I arrived at rehab to sit with him and get the day's events from. He asked if I could bring him a box of beads and string so he could practice improving his small motor skills. My husband is nothing if not a perfect student! Then Joseph played an entire game of solitaire as I watched, amazed at the focus and determination-- though still a bit wobbly with hand coordination. He finished, sat back and said, Whew that was hard. I know...I know. But wow, what an amazing thing!
The progress Joseph is making is incredible. I've watched and participated in his recovery journey. His rehab center staff are angels--heroes with dedication and inspiration for him with every milestone he achieves.
Yesterday I had to go to the Big Box membership store...alone. Several deep breaths. I wasn't prepared for for any emotion to surface--I'd just left the rehab facility--all was good. Things are progressing.
It'd been two weeks since I'd really noticed our dog food dwindling, other staples needing replenishment. In the morning, I squeezed in a visit with a group of quilting friends and they shared hugs and well wishes--I needed this connection because so much of my time has been alone, alone...or beside two Thunder Wolves (Great Pyrenees-- they know there's a need for comfort right now-- they won't leave my side). Texting and phone calls from my besties, support from neighbors--all very kind and so very needed.

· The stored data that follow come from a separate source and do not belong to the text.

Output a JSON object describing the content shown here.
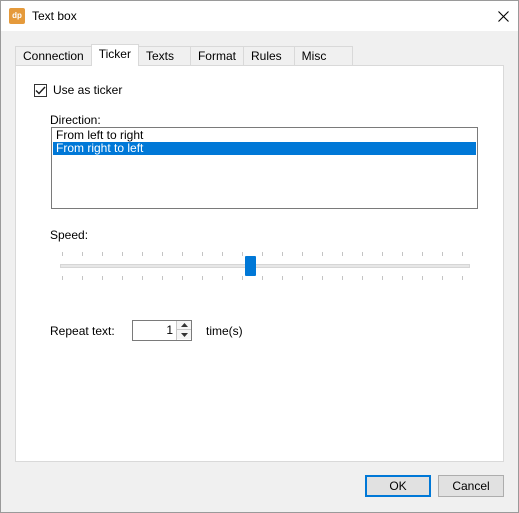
{
  "window": {
    "title": "Text box",
    "app_icon_text": "dp"
  },
  "tabs": [
    {
      "label": "Connection"
    },
    {
      "label": "Ticker",
      "active": true
    },
    {
      "label": "Texts"
    },
    {
      "label": "Format"
    },
    {
      "label": "Rules"
    },
    {
      "label": "Misc"
    }
  ],
  "ticker": {
    "use_as_ticker_label": "Use as ticker",
    "use_as_ticker_checked": true,
    "direction_label": "Direction:",
    "direction_options": [
      {
        "label": "From left to right",
        "selected": false
      },
      {
        "label": "From right to left",
        "selected": true
      }
    ],
    "speed_label": "Speed:",
    "speed_tick_count": 21,
    "speed_value_fraction": 0.47,
    "repeat_label": "Repeat text:",
    "repeat_value": "1",
    "times_label": "time(s)"
  },
  "buttons": {
    "ok_label": "OK",
    "cancel_label": "Cancel"
  },
  "colors": {
    "accent": "#0078d7",
    "app_icon": "#e59a3b"
  }
}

The store was incredibly busy-- it was after five. I typically don't shop after two, and usually not alone. Joseph and I would tackle these monster store visits with the attitude of: more steps for the day! I don't know what came over me, but I felt a deep sadness creeping in and tears coming on. Uh-oh. All day I'd managed to keep it together, going so far as to declare to my friends: I've decided today is a no crying day! The store, the crowds, the normal routine of my life felt out of sorts to me. And so I cried. A little pity party alone in the pasta aisle. And then I moved on.